PLoS One. 2022 Mar 14;17(3):e0264969. doi: 10.1371/journal.pone.0264969. eCollection 2022.
6
Antidiabetic activity of avocado seeds (Persea americana Mill.) in diabetic rats via activation of PI3K/AKT signaling pathway.鳄梨籽(Persea americana Mill.)通过激活 PI3K/AKT 信号通路对糖尿病大鼠的降血糖活性。

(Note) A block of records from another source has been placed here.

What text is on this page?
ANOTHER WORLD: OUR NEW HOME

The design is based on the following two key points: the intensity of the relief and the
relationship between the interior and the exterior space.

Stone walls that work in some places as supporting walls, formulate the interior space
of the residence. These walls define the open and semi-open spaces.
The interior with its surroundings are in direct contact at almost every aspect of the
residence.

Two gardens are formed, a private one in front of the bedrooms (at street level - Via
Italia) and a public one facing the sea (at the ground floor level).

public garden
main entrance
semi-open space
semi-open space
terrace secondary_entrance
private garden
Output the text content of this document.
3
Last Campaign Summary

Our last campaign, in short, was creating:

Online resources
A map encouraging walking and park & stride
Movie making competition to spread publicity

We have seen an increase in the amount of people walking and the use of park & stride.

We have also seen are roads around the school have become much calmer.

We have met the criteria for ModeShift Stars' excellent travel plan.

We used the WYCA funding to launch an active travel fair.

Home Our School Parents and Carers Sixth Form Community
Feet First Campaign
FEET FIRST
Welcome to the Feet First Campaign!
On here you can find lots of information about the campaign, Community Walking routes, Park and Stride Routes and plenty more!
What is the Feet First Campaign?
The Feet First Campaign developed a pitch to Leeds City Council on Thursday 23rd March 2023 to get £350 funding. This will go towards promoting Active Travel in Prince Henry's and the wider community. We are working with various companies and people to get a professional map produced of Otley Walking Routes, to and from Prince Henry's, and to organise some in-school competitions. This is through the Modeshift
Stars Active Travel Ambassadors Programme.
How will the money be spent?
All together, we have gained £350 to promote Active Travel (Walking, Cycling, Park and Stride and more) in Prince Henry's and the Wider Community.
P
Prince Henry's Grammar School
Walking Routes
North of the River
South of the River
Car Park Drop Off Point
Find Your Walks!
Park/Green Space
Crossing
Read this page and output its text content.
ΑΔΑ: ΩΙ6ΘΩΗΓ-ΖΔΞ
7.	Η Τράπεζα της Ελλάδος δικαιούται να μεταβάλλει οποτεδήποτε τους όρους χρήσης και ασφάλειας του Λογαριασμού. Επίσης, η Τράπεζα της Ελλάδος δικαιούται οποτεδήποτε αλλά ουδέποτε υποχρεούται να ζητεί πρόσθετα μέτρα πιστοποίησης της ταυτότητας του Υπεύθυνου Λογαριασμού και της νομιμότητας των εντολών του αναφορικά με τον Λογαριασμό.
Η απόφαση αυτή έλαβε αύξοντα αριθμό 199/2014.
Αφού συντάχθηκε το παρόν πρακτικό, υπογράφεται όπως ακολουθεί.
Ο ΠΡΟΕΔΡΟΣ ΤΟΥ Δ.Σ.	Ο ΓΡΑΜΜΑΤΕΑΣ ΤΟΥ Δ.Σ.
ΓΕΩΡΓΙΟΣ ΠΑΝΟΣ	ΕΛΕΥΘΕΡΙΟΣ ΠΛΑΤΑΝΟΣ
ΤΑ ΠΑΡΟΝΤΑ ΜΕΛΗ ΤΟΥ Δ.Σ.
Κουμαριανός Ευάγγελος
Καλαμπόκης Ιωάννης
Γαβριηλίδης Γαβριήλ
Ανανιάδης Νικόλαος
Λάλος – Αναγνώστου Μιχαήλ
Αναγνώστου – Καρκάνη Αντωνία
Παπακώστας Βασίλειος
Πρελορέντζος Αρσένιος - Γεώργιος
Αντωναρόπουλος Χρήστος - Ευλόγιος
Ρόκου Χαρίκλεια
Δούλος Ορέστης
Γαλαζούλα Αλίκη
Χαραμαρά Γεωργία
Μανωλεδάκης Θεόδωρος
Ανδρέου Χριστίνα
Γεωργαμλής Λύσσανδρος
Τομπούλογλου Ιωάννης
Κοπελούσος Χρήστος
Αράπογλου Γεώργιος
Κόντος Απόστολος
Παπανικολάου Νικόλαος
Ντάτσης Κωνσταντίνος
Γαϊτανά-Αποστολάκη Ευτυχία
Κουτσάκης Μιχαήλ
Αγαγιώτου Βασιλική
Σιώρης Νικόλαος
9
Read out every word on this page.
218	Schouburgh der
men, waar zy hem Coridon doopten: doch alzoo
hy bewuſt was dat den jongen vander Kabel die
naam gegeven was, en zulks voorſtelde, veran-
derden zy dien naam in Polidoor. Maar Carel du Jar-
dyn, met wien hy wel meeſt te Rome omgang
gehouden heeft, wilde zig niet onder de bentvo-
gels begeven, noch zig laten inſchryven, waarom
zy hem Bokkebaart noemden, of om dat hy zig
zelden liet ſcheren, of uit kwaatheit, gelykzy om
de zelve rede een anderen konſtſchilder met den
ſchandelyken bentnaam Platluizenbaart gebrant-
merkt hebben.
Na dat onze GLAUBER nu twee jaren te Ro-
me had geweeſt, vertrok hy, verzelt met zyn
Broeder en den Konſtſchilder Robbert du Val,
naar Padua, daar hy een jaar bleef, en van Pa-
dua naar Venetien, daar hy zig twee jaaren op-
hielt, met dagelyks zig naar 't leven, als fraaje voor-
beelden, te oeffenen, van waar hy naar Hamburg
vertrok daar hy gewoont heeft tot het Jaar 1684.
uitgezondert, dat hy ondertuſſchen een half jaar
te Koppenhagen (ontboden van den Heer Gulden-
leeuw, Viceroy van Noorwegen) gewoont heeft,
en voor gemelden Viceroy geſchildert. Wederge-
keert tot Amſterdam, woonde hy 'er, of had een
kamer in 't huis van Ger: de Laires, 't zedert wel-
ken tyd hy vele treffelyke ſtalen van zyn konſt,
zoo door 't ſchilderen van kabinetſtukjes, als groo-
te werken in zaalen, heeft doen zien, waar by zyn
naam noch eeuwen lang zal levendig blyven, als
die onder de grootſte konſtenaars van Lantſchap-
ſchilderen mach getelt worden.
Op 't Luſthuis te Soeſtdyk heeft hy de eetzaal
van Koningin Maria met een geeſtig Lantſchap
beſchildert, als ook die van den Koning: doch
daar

Sci Rep. 2022 Feb 21;12(1):2919. doi: 10.1038/s41598-022-07015-8.
7
Botanical Interventions to Improve Glucose Control and Options for Diabetes Therapy.改善血糖控制的植物干预措施及糖尿病治疗选择
SN Compr Clin Med. 2021 Dec;3(12):2465-2491. doi: 10.1007/s42399-021-01034-8. Epub 2021 Aug 15.
8
HPLC-DAD phenolics analysis, α-glucosidase, α-amylase inhibitory, molecular docking and nutritional profiles of Persicaria hydropiper L.HPLC-DAD 酚类分析、α-葡萄糖苷酶、α-淀粉酶抑制、分子对接和水飞蓟宾 L. 的营养成分分析
BMC Complement Med Ther. 2022 Jan 27;22(1):26. doi: 10.1186/s12906-022-03510-7.
9
Phenolic content, antioxidant, cytotoxic and antiproliferative effects of fractions of (L.) verdc from Mpumalanga, South Africa.来自南非姆普马兰加省的(某种植物,此处原文未完整给出植物学名)提取物各组分的酚类含量、抗氧化、细胞毒性及抗增殖作用
Heliyon. 2021 Nov 14;7(11):e08397. doi: 10.1016/j.heliyon.2021.e08397. eCollection 2021 Nov.
10
Exploring four South African Croton species for potential anti-inflammatory properties: in vitro activity and toxicity risk assessment.探究南非四种醉茄属植物的抗炎特性:体外活性和毒性风险评估。
J Ethnopharmacol. 2022 Jan 10;282:114596. doi: 10.1016/j.jep.2021.114596. Epub 2021 Sep 4.